Can't Take a Picture
If my eyes had a shutter
Fast enough to process motion
It might be somehow easier
To express this unrelenting devotion
I feel the waves these many hours later
Broken shell bits moving under my toes
Layers of water flowing over and under
Too exquisite for ordinary prose
I've never written of water in the sea
I search for a title, one still image,
But memory has movies that I can't freeze frame
So it spills through my head, unbroken lineage
The water holds me up in green-sun flavor
Then salts my lips when I rise
Sunlight on a math-born mirror dances
When I flip the briny hair out of my eyes
I study shape for I think it matters
But I can't hold a picture that lasts
Finally I cry out with the words I have:
I will float in the world until I pass
10/14/07


Comments: 28
The water holds me up in green-sun flavor
Then salts my lips when I rise
Sunlight on a math-born mirror dances
When I flip the briny hair out of my eyes - though I don't understand to what "math-born mirror" refers.
"I will float in the world until I pass," - is this a reference to flowing with your spirit in life? I'm kind of dense usually, so what may be clear to others requires my asking.
The sense of searching without answer combines with shapes being either evanescent or evolving, adding to the mystery you try to voice.
If my interpretations are correct, I think this could use some tightening in a few spots. Experiment with eliminating the "ing's" from your verbs, perhaps. For me, revision is almost always an exercise in trimming word fat. That might be a personal style, but it would be what I might look at here.
Great to read something new from you!
Water is apparent chaos, but if we could see into it deeply enough we would know the intense order within. When you watch the ripples that flow through the waves, you see that some sort of phenomenal mathematics would apply to it if we were fast enough to process it, but in the end the idea is overwhelming.

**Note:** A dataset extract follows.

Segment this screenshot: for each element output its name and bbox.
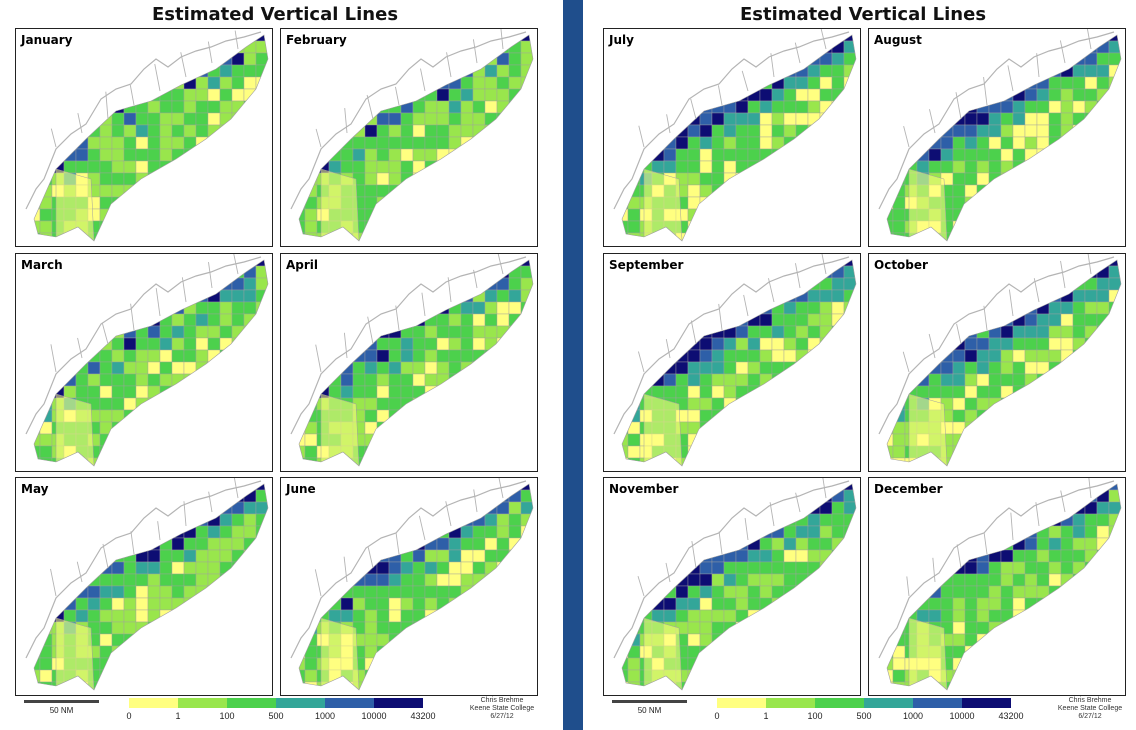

In the end water overwhelms our ability to use words.
I worked over several days to resolve the poem and the ending is perhaps more literal than it seems. I have written about water for a number of years in a fairly dry fashion, trying to figure out how to translate some sense of its power and magic to a world that takes it for granted, and I think the ending means that I will stay with this task of trying to speak for water until I am no longer here.
I see urgency here to capture the sea motion in the lens of your eye, hold it still, understand it. I think you've written of a feeling here with some great innovation.

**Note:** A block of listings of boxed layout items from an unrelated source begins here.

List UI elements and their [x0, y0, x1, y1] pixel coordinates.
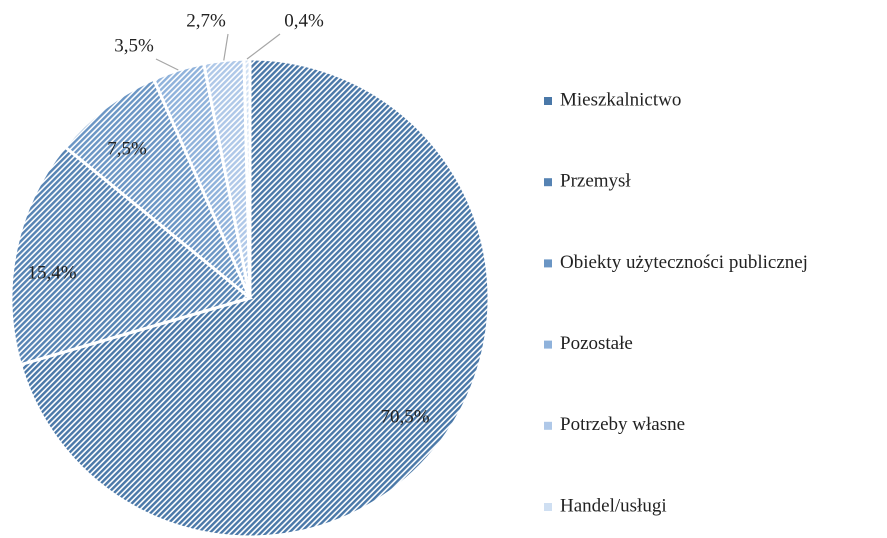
data-label: 7,5% — [107, 138, 147, 159]
pie-slice — [62, 77, 252, 300]
data-label: 70,5% — [380, 406, 429, 427]
leader-line — [246, 33, 281, 60]
data-label: 2,7% — [186, 10, 226, 31]
legend-label: Mieszkalnictwo — [560, 89, 681, 110]
leader-line — [223, 33, 229, 61]
pie-slice — [18, 57, 491, 538]
legend-label: Handel/usługi — [560, 495, 667, 516]
legend-marker — [544, 178, 552, 187]
data-label: 15,4% — [27, 262, 76, 283]
pie-slice — [9, 144, 254, 367]
legend-label: Potrzeby własne — [560, 414, 685, 435]
legend-label: Obiekty użyteczności publicznej — [560, 252, 808, 273]
data-label: 0,4% — [284, 10, 324, 31]
legend-marker — [544, 259, 552, 268]
legend-marker — [544, 97, 552, 105]
legend-label: Pozostałe — [560, 333, 633, 354]
legend-label: Przemysł — [560, 171, 631, 192]
legend-marker — [544, 503, 552, 511]
legend-marker — [544, 340, 552, 349]
leader-line — [155, 58, 179, 71]
data-label: 3,5% — [114, 35, 154, 56]
legend-marker — [544, 421, 552, 430]
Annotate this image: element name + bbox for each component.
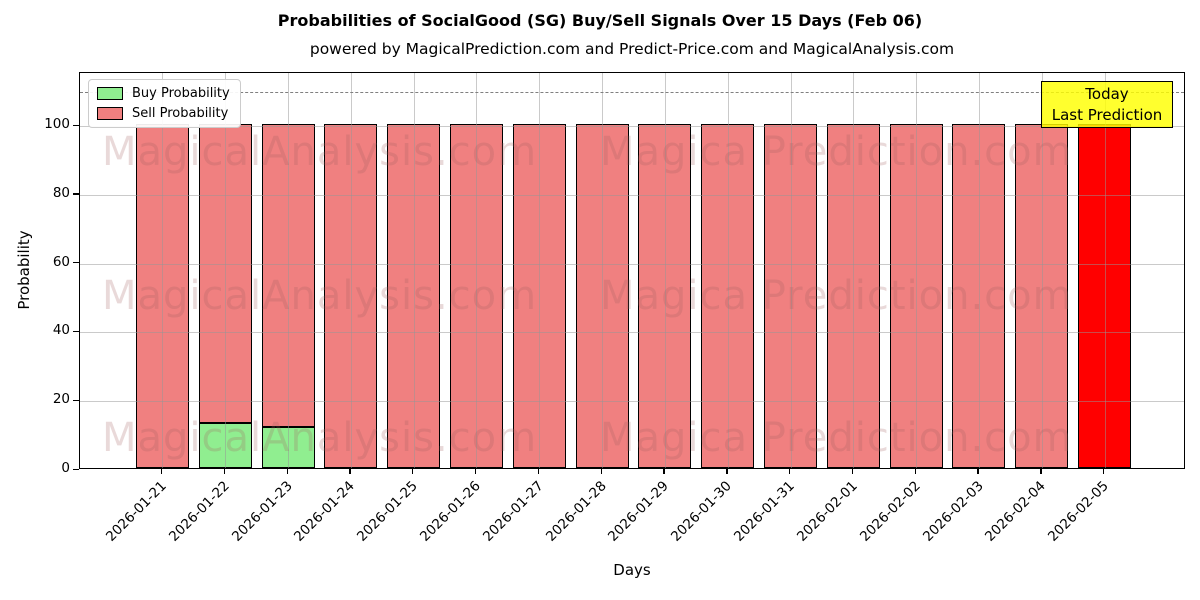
legend-item-buy: Buy Probability (97, 86, 230, 101)
x-tick-mark (663, 469, 665, 474)
y-tick-label: 20 (52, 391, 70, 408)
today-annotation-line2: Last Prediction (1051, 105, 1163, 124)
x-tick-mark (600, 469, 602, 474)
gridline-vertical (288, 73, 290, 468)
gridline-vertical (790, 73, 792, 468)
gridline-vertical (1104, 73, 1106, 468)
gridline-vertical (225, 73, 227, 468)
gridline-horizontal (80, 401, 1184, 403)
gridline-vertical (162, 73, 164, 468)
legend-label-sell: Sell Probability (132, 106, 229, 121)
gridline-horizontal (80, 332, 1184, 334)
x-axis-label: Days (613, 561, 651, 579)
x-tick-label: 2026-01-31 (731, 478, 798, 545)
y-tick-label: 80 (52, 184, 70, 201)
legend: Buy Probability Sell Probability (88, 79, 241, 128)
x-tick-mark (726, 469, 728, 474)
y-tick-mark (73, 468, 79, 470)
today-annotation-line1: Today (1085, 84, 1129, 103)
x-tick-mark (977, 469, 979, 474)
sell-swatch-icon (97, 107, 123, 120)
gridline-vertical (602, 73, 604, 468)
gridline-vertical (978, 73, 980, 468)
legend-item-sell: Sell Probability (97, 106, 230, 121)
gridline-horizontal (80, 263, 1184, 265)
x-tick-label: 2026-01-30 (668, 478, 736, 545)
x-tick-mark (1103, 469, 1105, 474)
x-tick-label: 2026-01-25 (354, 478, 421, 545)
chart-title: Probabilities of SocialGood (SG) Buy/Sel… (277, 11, 923, 30)
gridline-horizontal (80, 194, 1184, 196)
x-tick-label: 2026-01-24 (291, 478, 359, 545)
x-tick-mark (789, 469, 791, 474)
x-tick-label: 2026-02-01 (793, 478, 861, 545)
x-tick-mark (537, 469, 540, 474)
x-tick-mark (286, 469, 288, 474)
x-tick-label: 2026-01-22 (165, 478, 233, 545)
buy-swatch-icon (97, 87, 123, 100)
x-tick-mark (223, 469, 226, 474)
plot-area: Buy Probability Sell Probability Today L… (79, 72, 1185, 469)
gridline-vertical (539, 73, 541, 468)
x-tick-mark (1040, 469, 1042, 474)
x-tick-label: 2026-02-04 (982, 478, 1050, 545)
x-tick-label: 2026-01-28 (542, 478, 610, 545)
gridline-vertical (350, 73, 352, 468)
y-tick-mark (73, 193, 79, 195)
x-tick-label: 2026-01-23 (228, 478, 296, 545)
x-tick-mark (160, 469, 163, 474)
x-tick-label: 2026-01-27 (479, 478, 547, 545)
y-tick-label: 40 (52, 322, 70, 339)
y-tick-label: 100 (44, 116, 70, 132)
y-tick-label: 0 (61, 460, 70, 476)
gridline-horizontal (80, 126, 1184, 127)
gridline-vertical (853, 73, 855, 468)
today-annotation: Today Last Prediction (1041, 81, 1173, 128)
threshold-dashed-line (80, 91, 1184, 93)
x-tick-mark (914, 469, 916, 474)
x-tick-label: 2026-01-26 (416, 478, 484, 545)
y-tick-label: 60 (52, 253, 70, 270)
x-tick-label: 2026-02-02 (856, 478, 924, 545)
x-tick-label: 2026-01-21 (102, 478, 170, 545)
x-tick-mark (851, 469, 854, 474)
x-tick-mark (412, 469, 414, 474)
y-tick-mark (73, 330, 79, 333)
gridline-vertical (413, 73, 415, 468)
y-axis-label: Probability (15, 230, 33, 310)
x-tick-label: 2026-02-05 (1045, 478, 1112, 545)
chart-subtitle: powered by MagicalPrediction.com and Pre… (309, 40, 955, 58)
gridline-vertical (916, 73, 918, 468)
y-tick-mark (73, 262, 79, 264)
x-tick-mark (474, 469, 477, 474)
y-tick-mark (73, 399, 79, 401)
gridline-vertical (664, 73, 666, 468)
gridline-vertical (727, 73, 729, 468)
legend-label-buy: Buy Probability (132, 86, 230, 101)
x-tick-label: 2026-02-03 (919, 478, 987, 545)
y-tick-mark (73, 124, 79, 126)
gridline-vertical (476, 73, 478, 468)
x-tick-mark (349, 469, 351, 474)
gridline-vertical (1041, 73, 1043, 468)
x-tick-label: 2026-01-29 (605, 478, 673, 545)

(Early on I, too, was taught "ing" on a verb weakens it.)
Hadn't heard the "ing" thing, but you have only two adjective ing's. But both of them work well de-ing-ed. The logic to me is pure parsimony of syllables: is xxx-ing has two more and only rarely is that meaning needed; more often the rhythm.
In "...freeze frame" I'd drop either freeze or frame; the meaning's clear and the clunky mechanical term is gone. In S3L1 you want to get water after sea somehow, for the rhythm.

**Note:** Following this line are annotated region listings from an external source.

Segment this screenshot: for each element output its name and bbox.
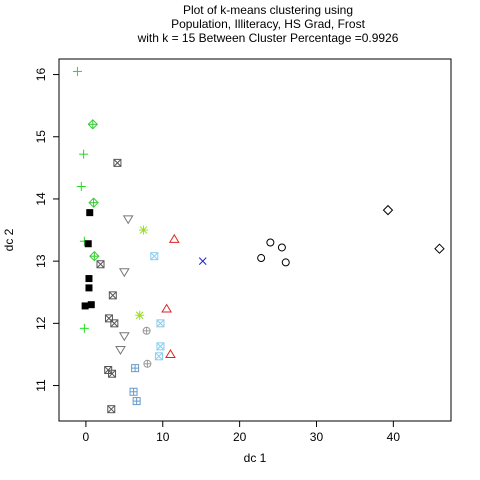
data-point — [139, 226, 148, 235]
data-points — [73, 67, 444, 413]
data-point — [120, 269, 129, 277]
data-point — [166, 350, 175, 358]
x-axis-label: dc 1 — [244, 451, 267, 465]
data-point — [86, 285, 92, 291]
y-tick-label: 12 — [34, 316, 48, 330]
data-point — [135, 311, 144, 320]
x-tick-label: 0 — [83, 430, 90, 444]
data-point — [109, 292, 116, 299]
data-point — [282, 259, 289, 266]
data-point — [199, 258, 206, 265]
data-point — [77, 182, 86, 191]
data-point — [73, 67, 82, 76]
data-point — [155, 353, 162, 360]
plot-frame — [59, 59, 451, 421]
data-point — [157, 320, 164, 327]
data-point — [143, 327, 150, 334]
data-point — [132, 365, 139, 372]
data-point — [80, 324, 89, 333]
y-axis: 11 12 13 14 15 16 — [34, 68, 59, 392]
data-point — [157, 343, 164, 350]
data-point — [258, 255, 265, 262]
data-point — [383, 206, 392, 215]
data-point — [85, 241, 91, 247]
data-point — [162, 305, 171, 313]
data-point — [90, 252, 99, 261]
data-point — [435, 244, 444, 253]
data-point — [86, 276, 92, 282]
chart-title-line-2: Population, Illiteracy, HS Grad, Frost — [171, 17, 366, 31]
data-point — [88, 120, 97, 129]
data-point — [170, 235, 179, 243]
x-tick-label: 20 — [233, 430, 247, 444]
data-point — [79, 150, 88, 159]
data-point — [116, 346, 125, 354]
x-axis: 0 10 20 30 40 — [83, 421, 401, 444]
data-point — [124, 216, 133, 224]
data-point — [87, 210, 93, 216]
y-tick-label: 16 — [34, 68, 48, 82]
data-point — [133, 398, 140, 405]
y-axis-label: dc 2 — [2, 228, 16, 251]
y-tick-label: 14 — [34, 192, 48, 206]
chart-title-line-1: Plot of k-means clustering using — [183, 3, 353, 17]
data-point — [278, 244, 285, 251]
data-point — [97, 261, 104, 268]
data-point — [114, 159, 121, 166]
chart-title-line-3: with k = 15 Between Cluster Percentage =… — [137, 31, 399, 45]
y-tick-label: 15 — [34, 130, 48, 144]
data-point — [108, 406, 115, 413]
data-point — [88, 302, 94, 308]
x-tick-label: 40 — [387, 430, 401, 444]
data-point — [111, 320, 118, 327]
data-point — [130, 388, 137, 395]
data-point — [151, 253, 158, 260]
x-tick-label: 30 — [310, 430, 324, 444]
data-point — [89, 198, 98, 207]
x-tick-label: 10 — [156, 430, 170, 444]
data-point — [82, 303, 88, 309]
data-point — [267, 239, 274, 246]
y-tick-label: 11 — [34, 379, 48, 392]
y-tick-label: 13 — [34, 254, 48, 268]
data-point — [120, 333, 129, 341]
data-point — [144, 360, 151, 367]
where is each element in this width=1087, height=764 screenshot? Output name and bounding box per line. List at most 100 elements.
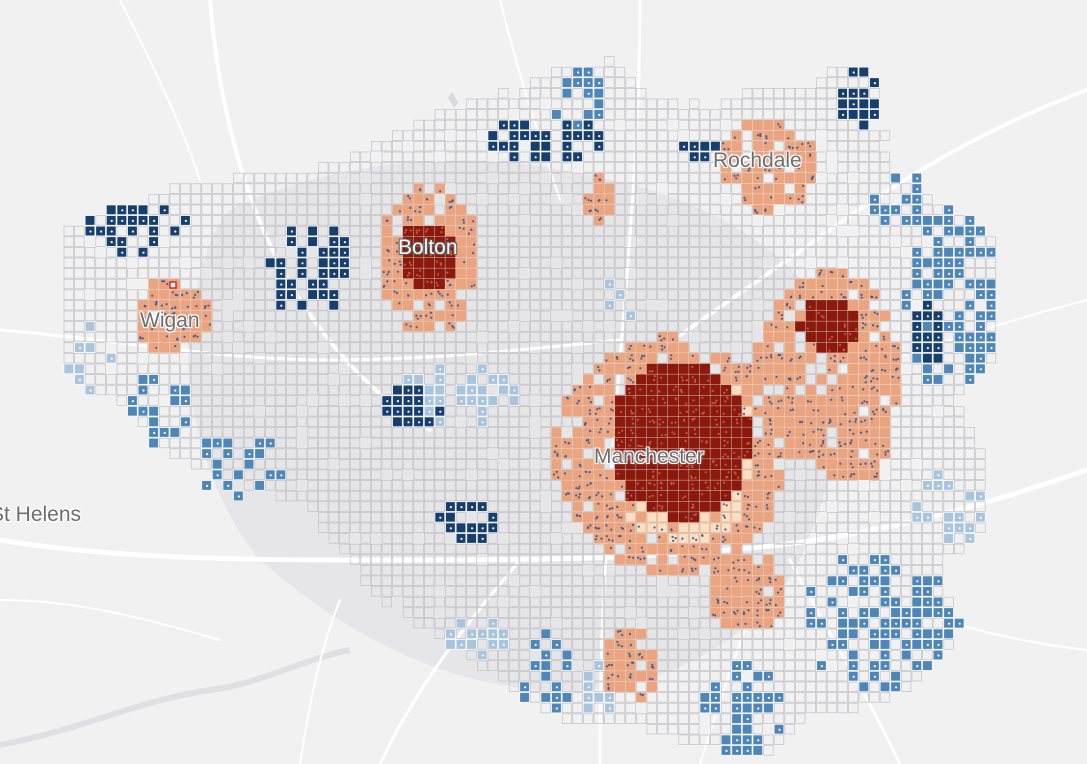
incident-point — [884, 219, 887, 222]
grid-cell-c95 — [593, 98, 604, 109]
grid-cell-h95 — [434, 183, 445, 194]
incident-point — [435, 281, 438, 284]
incident-point — [322, 283, 325, 286]
incident-point — [598, 369, 601, 372]
grid-cell-h99 — [816, 331, 827, 343]
grid-cell-h95 — [402, 194, 414, 205]
incident-point — [685, 410, 688, 413]
incident-point — [605, 359, 608, 362]
grid-cell-empty — [275, 321, 286, 332]
incident-point — [396, 270, 400, 273]
grid-cell-empty — [466, 119, 477, 131]
grid-cell-empty — [434, 130, 445, 141]
grid-cell-h95 — [848, 353, 859, 364]
grid-cell-empty — [890, 225, 901, 237]
grid-cell-empty — [657, 151, 668, 162]
grid-cell-empty — [307, 321, 318, 332]
grid-cell-empty — [646, 289, 657, 300]
incident-point — [343, 262, 346, 265]
incident-point — [577, 71, 580, 74]
incident-point — [648, 411, 652, 414]
incident-point — [641, 452, 645, 455]
grid-cell-empty — [763, 247, 774, 258]
grid-cell-h99 — [625, 427, 636, 438]
grid-cell-empty — [190, 194, 202, 205]
grid-cell-empty — [773, 278, 785, 290]
incident-point — [608, 378, 611, 381]
grid-cell-empty — [116, 331, 127, 343]
grid-cell-empty — [614, 162, 626, 173]
incident-point — [748, 167, 751, 170]
incident-point — [588, 409, 591, 412]
incident-point — [418, 400, 421, 403]
incident-point — [629, 439, 633, 442]
incident-point — [204, 314, 207, 317]
incident-point — [790, 358, 793, 361]
incident-point — [611, 507, 614, 510]
grid-cell-h99 — [837, 310, 848, 321]
incident-point — [727, 471, 730, 474]
grid-cell-empty — [466, 183, 477, 194]
grid-cell-empty — [392, 151, 403, 162]
grid-cell-c95 — [243, 459, 255, 470]
grid-cell-h95 — [890, 342, 901, 353]
grid-cell-empty — [710, 310, 721, 321]
grid-cell-empty — [879, 183, 891, 194]
grid-cell-h95 — [604, 427, 615, 438]
grid-cell-h95 — [604, 512, 615, 523]
incident-point — [875, 408, 878, 411]
grid-cell-h95 — [392, 278, 403, 290]
incident-point — [386, 400, 389, 403]
incident-point — [743, 558, 746, 562]
grid-cell-empty — [498, 130, 509, 141]
incident-point — [819, 271, 822, 274]
incident-point — [628, 450, 632, 453]
incident-point — [628, 547, 631, 550]
grid-cell-empty — [498, 247, 509, 258]
grid-cell-empty — [816, 183, 827, 194]
incident-point — [870, 295, 873, 298]
grid-cell-empty — [784, 88, 795, 99]
grid-cell-empty — [222, 289, 233, 300]
grid-cell-h95 — [667, 342, 679, 353]
incident-point — [702, 411, 706, 414]
incident-point — [406, 274, 409, 277]
incident-point — [567, 442, 570, 445]
grid-cell-h95 — [773, 321, 785, 332]
grid-cell-empty — [720, 183, 732, 194]
incident-point — [843, 323, 846, 326]
incident-point — [764, 432, 767, 435]
grid-cell-h99 — [625, 480, 636, 491]
incident-point — [694, 476, 697, 479]
grid-cell-empty — [466, 172, 477, 184]
incident-point — [513, 135, 516, 138]
grid-cell-h95 — [858, 300, 869, 311]
grid-cell-h95 — [572, 501, 583, 512]
grid-cell-empty — [413, 162, 424, 173]
incident-point — [791, 401, 794, 404]
grid-cell-empty — [922, 194, 933, 205]
grid-cell-empty — [720, 310, 732, 321]
grid-cell-empty — [455, 162, 467, 173]
grid-cell-empty — [540, 215, 551, 226]
incident-point — [393, 280, 396, 283]
grid-cell-empty — [307, 194, 318, 205]
incident-point — [418, 389, 421, 392]
grid-cell-empty — [116, 300, 127, 311]
grid-cell-h95 — [159, 321, 170, 332]
grid-cell-empty — [487, 119, 498, 131]
grid-cell-empty — [731, 204, 742, 215]
grid-cell-h95 — [816, 289, 827, 300]
grid-cell-empty — [816, 194, 827, 205]
incident-point — [587, 92, 590, 95]
incident-point — [821, 284, 824, 288]
grid-cell-h95 — [392, 236, 403, 247]
grid-cell-empty — [551, 66, 562, 78]
incident-point — [737, 370, 740, 373]
grid-cell-c95 — [954, 342, 965, 353]
grid-cell-empty — [498, 204, 509, 215]
grid-cell-empty — [752, 88, 763, 99]
incident-point — [605, 199, 608, 202]
grid-cell-empty — [360, 300, 371, 311]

Glad you had this time with great Oceanus!
I thoroughly enjoyed your 'shells under the feet' image and the pull of the sea. I have felt it too. For me, this is perfect as it is...
John, and Carolion, still thinking....
Your passion is obious in your introduction and in your lines. Powerfully.
You asked for a crit and you once did one most benecficially for me...so here goes.
I go with Bill. I find that his words are potentially very valuable. Very.
As for myself, I find that the last verse does not match the artistry of the rest. I take ote of your explanation but offer you this thought. Should your great climax and vehicle for your ocean fired emotions need a road map? What I'm saying is that it doesn't quite work for me.
I wouldn't have said all this if you didn't make your appeal.
John Dewey would have envied these words.
William--that makes a difference, because I think I might keep that line now. I have been contemplating changing it. Thank you!